Über viele Jahre hinweg wurden, so der Film, die mennonitischen Frauen, die sich der patriarchalischen Struktur ihrer Glaubensgemeinschaft fügen müssen und nicht einmal lesen und schreiben lernen dürfen, von einigen Männern und Jungen aus ihrer Gemeinde vergewaltigt. Wenn die Frauen mit blauen Flecken und blutigen Nachthemden erwachten, erklärten ihnen die Männer, dies sei ein Werk von Dämonen gewesen, der Teufel wäre über sie gekommen oder sie bezichtigten die Opfer der Einbildung und „weiblicher Wichtigtuerei“. Erst als einer von ihnen auf frischer Tat erwischt wird, kommt die Wahrheit ans Licht.

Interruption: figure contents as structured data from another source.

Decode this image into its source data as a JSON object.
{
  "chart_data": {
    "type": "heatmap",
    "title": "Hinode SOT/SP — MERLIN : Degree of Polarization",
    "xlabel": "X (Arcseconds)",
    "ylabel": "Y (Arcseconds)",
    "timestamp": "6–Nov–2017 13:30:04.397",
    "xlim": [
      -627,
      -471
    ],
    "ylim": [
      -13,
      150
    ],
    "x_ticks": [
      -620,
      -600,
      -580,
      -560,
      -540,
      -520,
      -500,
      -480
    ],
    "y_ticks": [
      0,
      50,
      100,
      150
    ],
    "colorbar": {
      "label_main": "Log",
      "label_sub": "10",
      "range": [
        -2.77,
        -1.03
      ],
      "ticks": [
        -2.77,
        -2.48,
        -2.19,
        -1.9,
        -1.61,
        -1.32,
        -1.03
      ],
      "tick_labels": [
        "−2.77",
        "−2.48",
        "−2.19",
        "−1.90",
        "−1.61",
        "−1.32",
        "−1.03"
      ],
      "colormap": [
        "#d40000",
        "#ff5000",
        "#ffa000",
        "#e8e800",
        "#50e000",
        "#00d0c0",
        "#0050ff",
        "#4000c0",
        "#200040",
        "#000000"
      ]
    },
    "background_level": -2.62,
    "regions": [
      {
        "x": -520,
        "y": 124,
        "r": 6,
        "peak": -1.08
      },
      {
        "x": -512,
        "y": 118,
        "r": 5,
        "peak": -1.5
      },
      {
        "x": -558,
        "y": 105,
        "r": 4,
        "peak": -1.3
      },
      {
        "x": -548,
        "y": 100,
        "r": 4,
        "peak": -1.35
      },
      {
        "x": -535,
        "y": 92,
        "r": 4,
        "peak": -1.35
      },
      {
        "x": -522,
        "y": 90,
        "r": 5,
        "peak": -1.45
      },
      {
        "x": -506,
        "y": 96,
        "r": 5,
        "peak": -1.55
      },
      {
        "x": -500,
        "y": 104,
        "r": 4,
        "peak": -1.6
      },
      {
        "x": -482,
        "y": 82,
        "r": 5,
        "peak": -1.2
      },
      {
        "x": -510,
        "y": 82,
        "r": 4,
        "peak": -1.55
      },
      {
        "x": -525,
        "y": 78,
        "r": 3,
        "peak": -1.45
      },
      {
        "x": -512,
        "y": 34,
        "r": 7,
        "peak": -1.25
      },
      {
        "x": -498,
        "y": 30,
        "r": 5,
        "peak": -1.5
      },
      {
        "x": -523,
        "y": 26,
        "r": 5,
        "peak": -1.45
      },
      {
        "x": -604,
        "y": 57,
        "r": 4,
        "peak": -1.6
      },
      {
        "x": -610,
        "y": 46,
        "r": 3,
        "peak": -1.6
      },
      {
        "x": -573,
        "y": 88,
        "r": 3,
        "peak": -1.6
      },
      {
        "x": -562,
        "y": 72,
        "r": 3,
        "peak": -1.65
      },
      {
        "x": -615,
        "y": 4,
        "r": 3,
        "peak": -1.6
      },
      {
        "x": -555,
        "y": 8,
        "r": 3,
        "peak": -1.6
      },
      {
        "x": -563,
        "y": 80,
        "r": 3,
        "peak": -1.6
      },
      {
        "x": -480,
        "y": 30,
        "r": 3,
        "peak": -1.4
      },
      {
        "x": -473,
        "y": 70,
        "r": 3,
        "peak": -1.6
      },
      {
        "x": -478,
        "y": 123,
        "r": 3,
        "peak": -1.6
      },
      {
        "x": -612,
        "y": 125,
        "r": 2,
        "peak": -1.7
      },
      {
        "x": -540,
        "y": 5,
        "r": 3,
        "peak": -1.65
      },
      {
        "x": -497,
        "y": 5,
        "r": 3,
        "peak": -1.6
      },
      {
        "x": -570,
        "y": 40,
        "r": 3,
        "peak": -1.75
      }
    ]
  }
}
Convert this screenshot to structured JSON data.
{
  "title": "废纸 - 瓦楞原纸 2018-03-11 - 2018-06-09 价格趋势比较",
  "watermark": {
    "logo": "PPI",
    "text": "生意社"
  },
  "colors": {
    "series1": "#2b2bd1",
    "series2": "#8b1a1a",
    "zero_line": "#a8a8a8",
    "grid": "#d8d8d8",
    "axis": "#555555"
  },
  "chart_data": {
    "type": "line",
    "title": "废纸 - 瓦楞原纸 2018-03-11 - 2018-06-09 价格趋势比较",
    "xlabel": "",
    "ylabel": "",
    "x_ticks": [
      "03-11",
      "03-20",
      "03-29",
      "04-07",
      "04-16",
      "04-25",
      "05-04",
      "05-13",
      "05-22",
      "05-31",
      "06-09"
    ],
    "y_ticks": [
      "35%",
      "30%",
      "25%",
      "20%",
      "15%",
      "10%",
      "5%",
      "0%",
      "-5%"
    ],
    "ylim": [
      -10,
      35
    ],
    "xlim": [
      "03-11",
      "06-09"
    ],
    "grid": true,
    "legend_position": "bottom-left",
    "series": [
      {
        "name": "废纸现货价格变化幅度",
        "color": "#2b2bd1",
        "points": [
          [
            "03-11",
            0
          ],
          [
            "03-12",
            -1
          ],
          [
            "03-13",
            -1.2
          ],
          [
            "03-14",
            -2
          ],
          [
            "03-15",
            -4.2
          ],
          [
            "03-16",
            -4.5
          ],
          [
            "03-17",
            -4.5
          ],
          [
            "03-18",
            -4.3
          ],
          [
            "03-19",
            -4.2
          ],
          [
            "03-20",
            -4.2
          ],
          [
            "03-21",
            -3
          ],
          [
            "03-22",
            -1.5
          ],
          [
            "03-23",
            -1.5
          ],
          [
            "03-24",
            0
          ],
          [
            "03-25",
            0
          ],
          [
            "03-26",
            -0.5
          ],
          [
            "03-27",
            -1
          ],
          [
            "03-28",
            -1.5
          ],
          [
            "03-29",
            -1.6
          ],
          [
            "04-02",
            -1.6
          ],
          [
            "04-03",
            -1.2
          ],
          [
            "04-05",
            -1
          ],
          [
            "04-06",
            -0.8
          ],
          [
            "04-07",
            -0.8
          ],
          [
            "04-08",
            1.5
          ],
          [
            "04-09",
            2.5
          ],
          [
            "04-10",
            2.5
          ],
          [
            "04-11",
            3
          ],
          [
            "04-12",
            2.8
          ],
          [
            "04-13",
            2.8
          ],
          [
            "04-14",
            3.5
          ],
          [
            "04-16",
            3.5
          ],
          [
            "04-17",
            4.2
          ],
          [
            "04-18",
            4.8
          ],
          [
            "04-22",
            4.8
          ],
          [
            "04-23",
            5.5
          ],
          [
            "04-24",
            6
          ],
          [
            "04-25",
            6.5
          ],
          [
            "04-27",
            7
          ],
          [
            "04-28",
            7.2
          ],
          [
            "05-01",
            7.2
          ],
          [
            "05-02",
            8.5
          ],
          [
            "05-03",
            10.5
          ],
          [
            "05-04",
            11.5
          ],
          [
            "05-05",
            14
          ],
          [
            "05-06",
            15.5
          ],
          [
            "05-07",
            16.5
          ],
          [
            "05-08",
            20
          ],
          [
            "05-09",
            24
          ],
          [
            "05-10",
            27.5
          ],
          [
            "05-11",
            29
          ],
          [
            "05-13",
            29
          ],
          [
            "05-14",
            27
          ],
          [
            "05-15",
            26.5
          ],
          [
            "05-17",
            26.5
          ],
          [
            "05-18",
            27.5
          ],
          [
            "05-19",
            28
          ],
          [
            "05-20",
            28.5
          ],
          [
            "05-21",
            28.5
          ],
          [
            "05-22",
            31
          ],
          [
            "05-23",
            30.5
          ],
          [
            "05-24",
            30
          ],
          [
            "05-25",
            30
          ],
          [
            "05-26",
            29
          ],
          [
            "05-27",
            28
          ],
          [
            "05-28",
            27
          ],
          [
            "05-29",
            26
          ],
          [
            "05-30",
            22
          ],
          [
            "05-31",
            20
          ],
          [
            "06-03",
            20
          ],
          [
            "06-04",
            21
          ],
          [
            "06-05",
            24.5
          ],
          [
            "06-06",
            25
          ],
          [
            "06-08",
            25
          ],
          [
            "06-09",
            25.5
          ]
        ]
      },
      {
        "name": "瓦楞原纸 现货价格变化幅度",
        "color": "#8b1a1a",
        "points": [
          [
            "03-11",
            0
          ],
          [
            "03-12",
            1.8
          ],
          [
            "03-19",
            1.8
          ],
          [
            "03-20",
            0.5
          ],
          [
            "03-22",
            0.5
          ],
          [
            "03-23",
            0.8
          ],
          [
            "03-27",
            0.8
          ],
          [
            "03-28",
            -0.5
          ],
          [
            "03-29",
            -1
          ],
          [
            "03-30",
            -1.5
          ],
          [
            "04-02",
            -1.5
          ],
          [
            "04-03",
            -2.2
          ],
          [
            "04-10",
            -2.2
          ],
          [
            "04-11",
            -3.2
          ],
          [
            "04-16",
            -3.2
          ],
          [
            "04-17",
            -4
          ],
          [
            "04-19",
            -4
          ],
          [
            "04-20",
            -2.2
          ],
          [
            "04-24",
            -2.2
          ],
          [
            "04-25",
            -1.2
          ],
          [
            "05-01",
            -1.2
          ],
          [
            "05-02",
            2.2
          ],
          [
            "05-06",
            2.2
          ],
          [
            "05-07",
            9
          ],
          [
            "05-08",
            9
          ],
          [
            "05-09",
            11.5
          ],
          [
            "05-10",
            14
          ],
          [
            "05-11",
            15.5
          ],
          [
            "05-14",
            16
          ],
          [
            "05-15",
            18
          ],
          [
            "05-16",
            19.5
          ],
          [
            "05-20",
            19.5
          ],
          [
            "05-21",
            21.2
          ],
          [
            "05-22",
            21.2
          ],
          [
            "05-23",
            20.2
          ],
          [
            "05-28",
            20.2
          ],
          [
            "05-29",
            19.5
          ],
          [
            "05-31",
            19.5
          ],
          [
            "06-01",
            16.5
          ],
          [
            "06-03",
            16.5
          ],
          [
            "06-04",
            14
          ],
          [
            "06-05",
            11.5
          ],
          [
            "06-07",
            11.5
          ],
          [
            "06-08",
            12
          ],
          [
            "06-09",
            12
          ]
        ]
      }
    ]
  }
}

Um die Täter vor dem Zorn der Frauen zu schützen, bringen die anderen Männer sie in eine Stadt, wo die Polizei sie zunächst in Haft nimmt. Diese tragischen Ereignisse bilden jedoch nur die Vorgeschichte und werden innerhalb weniger Minuten zu Beginn des Films, in verstörenden Bildern und durch eine weibliche Erzählerstimme, zusammengefasst. Zwar zeigt der Film immer wieder ruhige und malerische Landschaften im Terrence-Malick-Stil, doch die Bilder bleiben durchgehend blass und farbentsättigt, als hätten die Missbrauchstaten der paradiesischen Umgebung alles Leben, allen Glanz ausgetrieben und die Tristesse hätte Einzug gehalten.

Der Großteil des Films spielt sich allerdings kammerspielartig in einer Scheune ab, wo die Frauen miteinander beraten, was sie tun sollen: Ihren Peinigern vergeben, wie es der Glaube verlangt? Bleiben und für ihre Rechte kämpfen oder ihre Männer verlassen, fortgehen und dabei riskieren, aus der Glaubensgemeinschaft exkommuniziert zu werden und sich dadurch den Weg zum Himmel zu versperren? Viel steht auf dem Spiel und es bleibt ihnen nicht viel Zeit für eine Entscheidung, denn am nächsten Tag werden die Männer mit den Tätern gemeinsam in die Gemeinde zurückkehren.

Bleiben, kämpfen oder fortgehen?

Aus dieser brenzligen Ausgangssituation heraus entwickelt sich zwischen den sehr unterschiedlichen Frauen eine Diskussion um viele existenzielle Fragen, wie man sie in dieser Vielschichtigkeit im Kino nur selten erlebt. Es geht um Ethik und Spiritualität, Fragen über Vergebung, Glaube, Hoffnung und Liebe, über Identität, Machtsysteme und strukturellen Machtmissbrauch, Traumata, Heilung, Umgang mit Schuld, über das Leben in Gemeinschaft, verantwortliches Handeln und Selbstbestimmung. Das potenziell zerstörerische Wesen von Macht wird ebenso miteinander diskutiert wie die feinen Unterschiede zwischen „weggehen“ und „fliehen“, zwischen religiös erzwungener und aufrichtig empfundener Vergebung. Selbst der sehr herausfordernde Gedanke, dass alle Menschen sich doch eigentlich nur nach Liebe sehnen und die Vergewaltiger im Film von daher selbst nur Opfer einer fehlegeleiteten Prägung sind, oder die Vorstellung, dass selbst pubertierende Jungs für Frauen eine Gefahr sein und potenzielle Vergewaltiger darstellen können, wirken hier nicht provozierend, sondern reflektierend.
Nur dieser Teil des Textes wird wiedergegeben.